I use the cup holder, as I was under the impression that it was illegal to use a window mount in my state. However, I have just looked it up and it is not illegal, but the mount is restricted to a small corner of the driver side windshield. The more you know!
Here is something I found listing state regs. It’s from Feb. 2018, so it could be out of date in some states.
Your mobile navigation device is far more capable at this than you are. That said, I also look up where I’m going before heading to an unfamiliar place. I want to know approximately where I am but I’m not interested in memorizing three or four street names I won’t be turning down in order to anticipate that one I do need to see plus one or two streets after so I recognize that the correct street had been passed. The nav is particularly great for those last few miles when I’m off the interstate/main roads and I don’t have to look at street names until alerted or count fractions of a mile.
I was doing industrial field service when GPS navigation began to become in reach of consumers. This job had me driving all over Chicagoland, often in very obscure areas (industrial parks, service drives, frontage roads, utility access roads) where signage wasn’t a priority. Switching from inch and a half thick map books to navigation devices must have been about the same difference as moving ships by sail vs steam. There was a component of luck using maps and memory. If I missed a turn, I’d often drive for a couple miles before realizing what I’d thought was a driveway way back there was the road I needed. Then, I’d have to get a truck turned around, haul out the map book, regain my bearings and try to find the street again. It totally sucked.
It’s that way with the latest Mazdas, too. I bought my Miata back in March, and it did not come with Apple Car Play, but apparently they introduced it midway through the 2019 model year. I could take my car to the dealer and have them install it for a few hundred dollars, but I’m not sure that’s worth it. I’ve already got my phone and a mount; I might as well just keep using that rather than pay to be able to view it on my car’s infotainment screen.

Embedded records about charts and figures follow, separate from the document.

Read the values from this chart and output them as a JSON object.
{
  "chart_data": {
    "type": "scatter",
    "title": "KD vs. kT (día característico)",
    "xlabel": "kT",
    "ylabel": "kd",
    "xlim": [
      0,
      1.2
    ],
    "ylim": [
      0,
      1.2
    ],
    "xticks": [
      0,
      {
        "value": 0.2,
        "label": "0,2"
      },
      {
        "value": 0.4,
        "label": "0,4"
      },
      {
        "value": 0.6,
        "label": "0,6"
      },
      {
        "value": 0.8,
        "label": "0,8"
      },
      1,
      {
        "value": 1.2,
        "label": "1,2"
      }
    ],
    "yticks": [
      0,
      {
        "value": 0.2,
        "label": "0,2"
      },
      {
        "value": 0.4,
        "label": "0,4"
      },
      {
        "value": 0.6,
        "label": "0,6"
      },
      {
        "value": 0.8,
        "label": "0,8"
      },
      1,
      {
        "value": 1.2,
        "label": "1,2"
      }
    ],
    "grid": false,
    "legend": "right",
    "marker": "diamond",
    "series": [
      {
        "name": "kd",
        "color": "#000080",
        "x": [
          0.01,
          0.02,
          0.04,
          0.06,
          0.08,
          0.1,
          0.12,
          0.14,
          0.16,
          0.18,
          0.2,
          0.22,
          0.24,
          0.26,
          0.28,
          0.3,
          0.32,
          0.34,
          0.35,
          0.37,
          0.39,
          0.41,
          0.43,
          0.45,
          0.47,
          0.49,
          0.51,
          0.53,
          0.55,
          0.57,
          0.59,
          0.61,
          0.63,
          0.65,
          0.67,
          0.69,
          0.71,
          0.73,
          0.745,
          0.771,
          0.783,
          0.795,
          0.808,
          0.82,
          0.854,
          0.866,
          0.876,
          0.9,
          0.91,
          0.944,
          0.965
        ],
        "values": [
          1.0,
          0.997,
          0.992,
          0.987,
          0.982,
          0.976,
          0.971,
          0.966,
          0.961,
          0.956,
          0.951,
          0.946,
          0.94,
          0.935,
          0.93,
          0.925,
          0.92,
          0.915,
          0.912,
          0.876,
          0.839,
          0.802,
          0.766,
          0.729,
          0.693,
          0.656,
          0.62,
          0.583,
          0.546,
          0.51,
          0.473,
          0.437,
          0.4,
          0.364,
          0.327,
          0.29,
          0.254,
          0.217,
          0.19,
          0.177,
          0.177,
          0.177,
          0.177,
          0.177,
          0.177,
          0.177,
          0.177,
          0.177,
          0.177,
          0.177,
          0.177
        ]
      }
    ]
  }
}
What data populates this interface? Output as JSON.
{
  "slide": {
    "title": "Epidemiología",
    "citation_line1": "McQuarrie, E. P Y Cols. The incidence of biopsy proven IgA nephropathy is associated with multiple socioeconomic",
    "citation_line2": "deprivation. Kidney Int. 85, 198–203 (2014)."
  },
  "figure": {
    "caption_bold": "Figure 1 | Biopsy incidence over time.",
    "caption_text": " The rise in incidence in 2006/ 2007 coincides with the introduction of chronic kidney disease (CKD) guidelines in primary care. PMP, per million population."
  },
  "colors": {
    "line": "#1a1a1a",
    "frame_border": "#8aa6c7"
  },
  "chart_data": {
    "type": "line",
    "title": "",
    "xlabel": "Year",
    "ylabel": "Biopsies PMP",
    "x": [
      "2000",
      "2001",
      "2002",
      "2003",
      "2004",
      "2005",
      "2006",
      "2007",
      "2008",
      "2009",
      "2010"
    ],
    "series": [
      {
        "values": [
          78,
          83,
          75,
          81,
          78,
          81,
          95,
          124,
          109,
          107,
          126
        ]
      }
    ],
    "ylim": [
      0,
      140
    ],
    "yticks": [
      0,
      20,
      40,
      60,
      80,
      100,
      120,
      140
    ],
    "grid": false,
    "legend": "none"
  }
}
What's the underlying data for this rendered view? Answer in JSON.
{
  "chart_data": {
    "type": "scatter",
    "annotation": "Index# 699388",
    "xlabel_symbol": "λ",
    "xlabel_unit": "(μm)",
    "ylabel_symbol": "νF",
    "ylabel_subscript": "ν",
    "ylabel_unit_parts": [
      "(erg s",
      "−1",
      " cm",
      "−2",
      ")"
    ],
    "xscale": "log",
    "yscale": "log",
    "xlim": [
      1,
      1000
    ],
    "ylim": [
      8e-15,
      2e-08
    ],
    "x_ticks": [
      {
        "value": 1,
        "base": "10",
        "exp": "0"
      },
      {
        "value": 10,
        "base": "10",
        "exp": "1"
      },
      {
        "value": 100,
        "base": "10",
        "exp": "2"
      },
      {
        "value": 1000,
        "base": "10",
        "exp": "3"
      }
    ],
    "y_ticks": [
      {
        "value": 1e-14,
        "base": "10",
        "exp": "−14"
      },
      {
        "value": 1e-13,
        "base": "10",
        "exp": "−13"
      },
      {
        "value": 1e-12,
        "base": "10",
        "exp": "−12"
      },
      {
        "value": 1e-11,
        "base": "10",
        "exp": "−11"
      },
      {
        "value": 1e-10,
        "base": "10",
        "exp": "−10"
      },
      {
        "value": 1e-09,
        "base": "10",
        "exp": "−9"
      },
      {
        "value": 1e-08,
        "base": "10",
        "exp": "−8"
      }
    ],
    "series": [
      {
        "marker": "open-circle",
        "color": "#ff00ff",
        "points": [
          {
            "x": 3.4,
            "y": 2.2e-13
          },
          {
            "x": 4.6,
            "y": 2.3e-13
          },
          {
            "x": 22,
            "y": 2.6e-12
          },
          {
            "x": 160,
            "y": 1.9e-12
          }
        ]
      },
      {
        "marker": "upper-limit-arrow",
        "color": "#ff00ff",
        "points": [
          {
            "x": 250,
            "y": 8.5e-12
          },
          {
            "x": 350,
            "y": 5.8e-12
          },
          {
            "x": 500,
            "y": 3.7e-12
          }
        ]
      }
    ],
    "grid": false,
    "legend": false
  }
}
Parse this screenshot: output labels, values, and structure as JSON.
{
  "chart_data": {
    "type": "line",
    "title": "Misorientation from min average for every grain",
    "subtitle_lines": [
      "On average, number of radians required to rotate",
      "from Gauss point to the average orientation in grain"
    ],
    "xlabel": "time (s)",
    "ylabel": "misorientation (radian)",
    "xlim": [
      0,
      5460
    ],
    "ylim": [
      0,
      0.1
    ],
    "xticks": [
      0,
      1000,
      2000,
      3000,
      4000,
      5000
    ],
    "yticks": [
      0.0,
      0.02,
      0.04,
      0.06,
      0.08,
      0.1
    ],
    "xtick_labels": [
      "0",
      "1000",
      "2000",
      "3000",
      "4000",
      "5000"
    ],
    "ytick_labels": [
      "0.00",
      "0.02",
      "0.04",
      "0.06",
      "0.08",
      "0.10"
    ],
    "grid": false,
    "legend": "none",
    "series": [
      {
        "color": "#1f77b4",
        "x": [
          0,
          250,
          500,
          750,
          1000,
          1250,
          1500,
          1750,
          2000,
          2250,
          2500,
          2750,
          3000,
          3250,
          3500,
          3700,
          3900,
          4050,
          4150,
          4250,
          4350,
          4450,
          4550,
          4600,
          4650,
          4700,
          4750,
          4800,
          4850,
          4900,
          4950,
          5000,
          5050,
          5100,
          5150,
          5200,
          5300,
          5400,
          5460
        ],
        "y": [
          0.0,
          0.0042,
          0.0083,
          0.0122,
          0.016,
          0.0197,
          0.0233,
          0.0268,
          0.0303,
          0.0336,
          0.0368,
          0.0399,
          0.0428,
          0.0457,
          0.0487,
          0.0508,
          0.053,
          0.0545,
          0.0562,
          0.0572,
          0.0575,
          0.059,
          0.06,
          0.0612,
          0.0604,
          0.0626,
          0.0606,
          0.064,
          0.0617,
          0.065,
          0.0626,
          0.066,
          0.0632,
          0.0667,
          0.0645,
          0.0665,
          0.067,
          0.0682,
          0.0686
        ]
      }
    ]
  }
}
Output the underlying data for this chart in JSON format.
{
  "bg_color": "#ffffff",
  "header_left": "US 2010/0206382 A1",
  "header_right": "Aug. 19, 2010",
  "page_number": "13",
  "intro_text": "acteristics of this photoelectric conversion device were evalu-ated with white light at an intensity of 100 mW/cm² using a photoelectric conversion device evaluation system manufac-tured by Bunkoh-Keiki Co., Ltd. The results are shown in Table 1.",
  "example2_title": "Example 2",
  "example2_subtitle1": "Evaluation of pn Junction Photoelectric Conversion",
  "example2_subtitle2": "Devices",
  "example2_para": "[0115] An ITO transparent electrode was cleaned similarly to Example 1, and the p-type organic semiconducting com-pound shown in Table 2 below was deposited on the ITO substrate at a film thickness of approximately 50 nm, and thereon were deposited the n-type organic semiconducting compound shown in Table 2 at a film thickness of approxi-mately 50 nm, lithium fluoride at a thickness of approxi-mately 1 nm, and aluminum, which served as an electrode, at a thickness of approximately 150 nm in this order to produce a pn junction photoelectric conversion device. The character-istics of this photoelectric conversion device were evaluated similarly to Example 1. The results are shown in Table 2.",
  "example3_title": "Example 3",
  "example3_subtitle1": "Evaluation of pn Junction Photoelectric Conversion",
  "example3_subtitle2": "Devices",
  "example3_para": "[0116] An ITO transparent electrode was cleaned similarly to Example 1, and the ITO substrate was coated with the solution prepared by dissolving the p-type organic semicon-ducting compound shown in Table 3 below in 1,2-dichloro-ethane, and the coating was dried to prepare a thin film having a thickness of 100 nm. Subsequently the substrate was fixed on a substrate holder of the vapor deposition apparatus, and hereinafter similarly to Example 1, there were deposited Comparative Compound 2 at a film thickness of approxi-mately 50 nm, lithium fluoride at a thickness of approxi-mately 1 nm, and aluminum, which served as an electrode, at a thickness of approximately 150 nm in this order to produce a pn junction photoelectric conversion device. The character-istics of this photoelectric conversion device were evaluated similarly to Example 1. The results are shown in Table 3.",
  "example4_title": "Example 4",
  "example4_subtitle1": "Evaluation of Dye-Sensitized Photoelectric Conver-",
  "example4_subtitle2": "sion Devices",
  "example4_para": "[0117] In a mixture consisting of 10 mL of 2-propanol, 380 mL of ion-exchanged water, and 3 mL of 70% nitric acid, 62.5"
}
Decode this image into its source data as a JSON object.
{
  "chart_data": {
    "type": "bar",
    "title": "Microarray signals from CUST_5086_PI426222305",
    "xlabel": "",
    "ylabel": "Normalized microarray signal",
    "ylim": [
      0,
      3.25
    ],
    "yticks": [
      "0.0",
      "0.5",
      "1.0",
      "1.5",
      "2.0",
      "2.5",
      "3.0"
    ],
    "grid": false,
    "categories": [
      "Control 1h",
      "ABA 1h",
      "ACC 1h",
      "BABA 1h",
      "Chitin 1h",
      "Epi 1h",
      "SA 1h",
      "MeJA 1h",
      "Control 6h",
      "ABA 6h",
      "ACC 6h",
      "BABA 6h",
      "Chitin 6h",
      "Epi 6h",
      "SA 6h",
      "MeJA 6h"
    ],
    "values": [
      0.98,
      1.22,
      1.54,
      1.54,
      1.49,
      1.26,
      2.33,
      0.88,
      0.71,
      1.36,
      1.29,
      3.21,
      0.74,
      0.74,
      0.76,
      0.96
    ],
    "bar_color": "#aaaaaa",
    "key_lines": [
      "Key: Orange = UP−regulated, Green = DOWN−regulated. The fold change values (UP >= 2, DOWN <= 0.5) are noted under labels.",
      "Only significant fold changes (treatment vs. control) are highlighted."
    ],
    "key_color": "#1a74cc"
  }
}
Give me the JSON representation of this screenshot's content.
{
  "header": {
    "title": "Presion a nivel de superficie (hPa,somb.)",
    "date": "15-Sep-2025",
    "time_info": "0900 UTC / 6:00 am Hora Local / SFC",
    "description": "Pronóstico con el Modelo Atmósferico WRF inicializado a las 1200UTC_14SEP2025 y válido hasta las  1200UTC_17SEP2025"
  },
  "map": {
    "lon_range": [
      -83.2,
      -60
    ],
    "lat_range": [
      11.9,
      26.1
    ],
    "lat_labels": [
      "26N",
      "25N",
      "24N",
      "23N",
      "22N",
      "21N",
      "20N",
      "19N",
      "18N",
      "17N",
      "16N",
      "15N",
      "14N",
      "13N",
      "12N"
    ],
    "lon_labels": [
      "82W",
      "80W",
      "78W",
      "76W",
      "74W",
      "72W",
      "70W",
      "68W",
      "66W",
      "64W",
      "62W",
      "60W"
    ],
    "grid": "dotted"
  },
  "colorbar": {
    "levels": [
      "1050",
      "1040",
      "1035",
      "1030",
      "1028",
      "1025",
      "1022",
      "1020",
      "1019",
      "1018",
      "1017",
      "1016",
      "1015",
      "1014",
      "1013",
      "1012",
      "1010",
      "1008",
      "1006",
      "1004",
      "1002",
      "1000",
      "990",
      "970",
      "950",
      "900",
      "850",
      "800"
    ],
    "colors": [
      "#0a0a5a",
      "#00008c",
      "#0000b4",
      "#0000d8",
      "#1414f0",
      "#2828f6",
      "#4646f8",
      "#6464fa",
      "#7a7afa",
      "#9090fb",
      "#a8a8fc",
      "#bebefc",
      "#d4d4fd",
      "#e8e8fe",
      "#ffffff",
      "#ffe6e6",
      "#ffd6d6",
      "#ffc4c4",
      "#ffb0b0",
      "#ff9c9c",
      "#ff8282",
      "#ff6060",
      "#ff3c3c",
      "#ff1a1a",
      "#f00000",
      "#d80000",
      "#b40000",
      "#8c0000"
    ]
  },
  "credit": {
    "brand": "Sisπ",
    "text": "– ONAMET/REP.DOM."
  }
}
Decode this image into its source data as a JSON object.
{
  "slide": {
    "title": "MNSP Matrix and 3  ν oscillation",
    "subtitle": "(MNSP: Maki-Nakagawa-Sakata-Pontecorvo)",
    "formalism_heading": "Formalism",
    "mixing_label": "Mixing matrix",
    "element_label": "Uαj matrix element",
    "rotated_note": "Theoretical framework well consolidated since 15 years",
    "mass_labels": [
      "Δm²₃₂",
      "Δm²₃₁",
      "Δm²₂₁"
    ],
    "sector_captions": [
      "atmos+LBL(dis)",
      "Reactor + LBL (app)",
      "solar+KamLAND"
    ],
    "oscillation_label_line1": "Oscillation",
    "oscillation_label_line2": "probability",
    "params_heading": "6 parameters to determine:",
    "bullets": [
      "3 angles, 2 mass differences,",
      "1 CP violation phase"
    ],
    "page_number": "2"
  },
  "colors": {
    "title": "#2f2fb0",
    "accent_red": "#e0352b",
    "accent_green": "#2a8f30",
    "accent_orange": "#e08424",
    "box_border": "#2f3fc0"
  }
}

ETA: I don’t know about the Prius, but Mazda has gotten some flak from car reviewers for being slow to adopt Apple Car Play and it’s Android equivalent.
I keep it in my pocket sometimes as well.
My personal vehicle uses Android Auto, so even though I’m using my phone’s navigation, the map and directions are displayed on my car’s in-dash navigation system. The phone sits in a small cubby in the center console.
If I’m driving some other car, and using my phone for navigation, then I keep my phone in my pocket. The directions and navigation will be displayed on my Galaxy watch. So I can look at my watch as needed while driving without taking my hand off the steering wheel. If the vehicle has Bluetooth, then I will also feed the audio through the car speakers, otherwise, I don’t bother with the turn-by-turn audio. It’s not really necessary, since the instructions on my watch, and it will vibrate to alert me that a turn is approaching.
Ten years ago, when I actually needed to mount something to the windshield, I preferred for it to be in the far, bottom corner on the driver’s side of the windshield. I could easily reach the buttons with my left hand, the screen was easily viewed without taking my eyes completely off the road, and it was not in a location that would otherwise distract or impede my view.
Yep. I have a 2016 Mazda and it has a map( slightly shaky directions IMHO )which must be manually updated and has no real time traffic support at all. But I still mostly avoid using my phone. I’ll check traffic before I leave for somewhere and plan accordingly. Long trips I just suffer through the traffic if I hit it.
On the rare occasions I do use my phone because the crap Mazda directions are worthless, I don’t look at it. I route the audio to the car through bluetooth and use the Mazda dash map to glance at roads.
But what does “use” mean? Surely it’s not illegal to program in a destination before you start, and then passively follow the directions by looking at a mounted phone, provided you don’t mess with the phone while moving? That’s no different from using an integrated navigation app on the vehicle.